Growing up is confusing, difficult to navigate and different for everyone.

The Immigration Museum’s exhibition ‘Becoming You’ provides accounts of different communities who experience coming-of-age moments in different ways. Real-life stories are hilarious and heart-wrenching, monumental and mundane.

Among the 71 stories is a video wall representation of Kris Pavlidis sharing what it was like to grow up Greek, speak the language and eat pita-wrapped food before it became popular and acceptable by the mainstream. Like PRONIA President Kris Pavlidis, another 72 storytellers grapple with their identity with personal experiences traverse landscapes of time, gender, orientation, culture, age, and distance.

Among the storytellers are performance artist and writer Adolfo Aranjuez, astrophysicist Alan Duffy, writer Alice Pung, model Andreja Pejic, artist Atong Atem, poet and critic Fiona Wright, climate activist Harriet O’Shea Carre, disability activist Jax Jacki Brown, AFL footballer Jason Johannisen, fashion designer Jenny Bannister, drag queen Karen from Finance, Gunnai-Gunditjmara Greens Senator for Victoria Lidia Thorpe, rapper Nathan Bird (Birdz), ballet dancer and actor Noel Tovey, comedian and writer Osamah Sami, documentary filmmaker Santilla Chingaipe and cross-cultural consultant Tasneem Chopra.

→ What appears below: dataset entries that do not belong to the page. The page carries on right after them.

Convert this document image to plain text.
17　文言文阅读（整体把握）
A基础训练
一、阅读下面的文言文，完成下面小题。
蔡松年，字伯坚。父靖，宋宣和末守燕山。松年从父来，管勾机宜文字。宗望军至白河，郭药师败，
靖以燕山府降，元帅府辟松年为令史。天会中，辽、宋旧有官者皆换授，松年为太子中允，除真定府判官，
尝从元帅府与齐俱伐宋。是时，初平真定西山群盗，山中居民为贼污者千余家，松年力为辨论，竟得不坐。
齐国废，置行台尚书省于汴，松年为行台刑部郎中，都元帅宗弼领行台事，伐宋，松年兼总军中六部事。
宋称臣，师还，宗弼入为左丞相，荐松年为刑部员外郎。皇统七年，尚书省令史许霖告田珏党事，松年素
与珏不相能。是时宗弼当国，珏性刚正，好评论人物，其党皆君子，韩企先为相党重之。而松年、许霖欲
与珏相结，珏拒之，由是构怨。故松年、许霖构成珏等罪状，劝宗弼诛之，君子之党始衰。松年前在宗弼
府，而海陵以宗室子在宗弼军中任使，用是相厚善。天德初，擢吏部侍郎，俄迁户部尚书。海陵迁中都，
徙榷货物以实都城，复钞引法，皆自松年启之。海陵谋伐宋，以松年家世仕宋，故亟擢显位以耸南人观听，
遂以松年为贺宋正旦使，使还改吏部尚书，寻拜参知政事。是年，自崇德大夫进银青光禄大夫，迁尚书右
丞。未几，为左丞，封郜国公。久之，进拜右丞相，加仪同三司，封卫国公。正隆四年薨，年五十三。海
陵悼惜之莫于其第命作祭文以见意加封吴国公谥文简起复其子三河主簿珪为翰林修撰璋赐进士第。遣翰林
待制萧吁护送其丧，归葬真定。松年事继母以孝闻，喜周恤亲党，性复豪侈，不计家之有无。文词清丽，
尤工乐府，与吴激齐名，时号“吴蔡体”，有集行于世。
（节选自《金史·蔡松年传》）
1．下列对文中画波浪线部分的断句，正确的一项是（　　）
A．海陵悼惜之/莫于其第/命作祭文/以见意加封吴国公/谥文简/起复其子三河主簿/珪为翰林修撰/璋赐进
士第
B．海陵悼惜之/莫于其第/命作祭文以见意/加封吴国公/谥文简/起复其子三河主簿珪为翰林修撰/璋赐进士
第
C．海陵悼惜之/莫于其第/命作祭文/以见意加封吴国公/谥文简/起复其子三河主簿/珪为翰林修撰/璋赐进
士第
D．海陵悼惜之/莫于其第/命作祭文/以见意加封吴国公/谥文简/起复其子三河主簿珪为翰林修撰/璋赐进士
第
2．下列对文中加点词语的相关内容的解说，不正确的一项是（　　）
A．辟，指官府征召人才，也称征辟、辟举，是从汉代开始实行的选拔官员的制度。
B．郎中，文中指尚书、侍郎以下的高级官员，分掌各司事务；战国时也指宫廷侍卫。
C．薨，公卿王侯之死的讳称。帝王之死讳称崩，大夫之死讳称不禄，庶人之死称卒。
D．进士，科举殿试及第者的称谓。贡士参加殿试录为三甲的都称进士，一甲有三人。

READ MORE: Immigration Museum reopens with personal stories, including a Greek angle

Even Melbourne Mayor Sally Capp shares her own story of feeling like an outsider on an exchange program.

The stories continue as guests to the museum recall their own experiences of growing up in Australia.

The Immigration Museum is at the old Customs House building at 400 Flinders Street, Melbourne.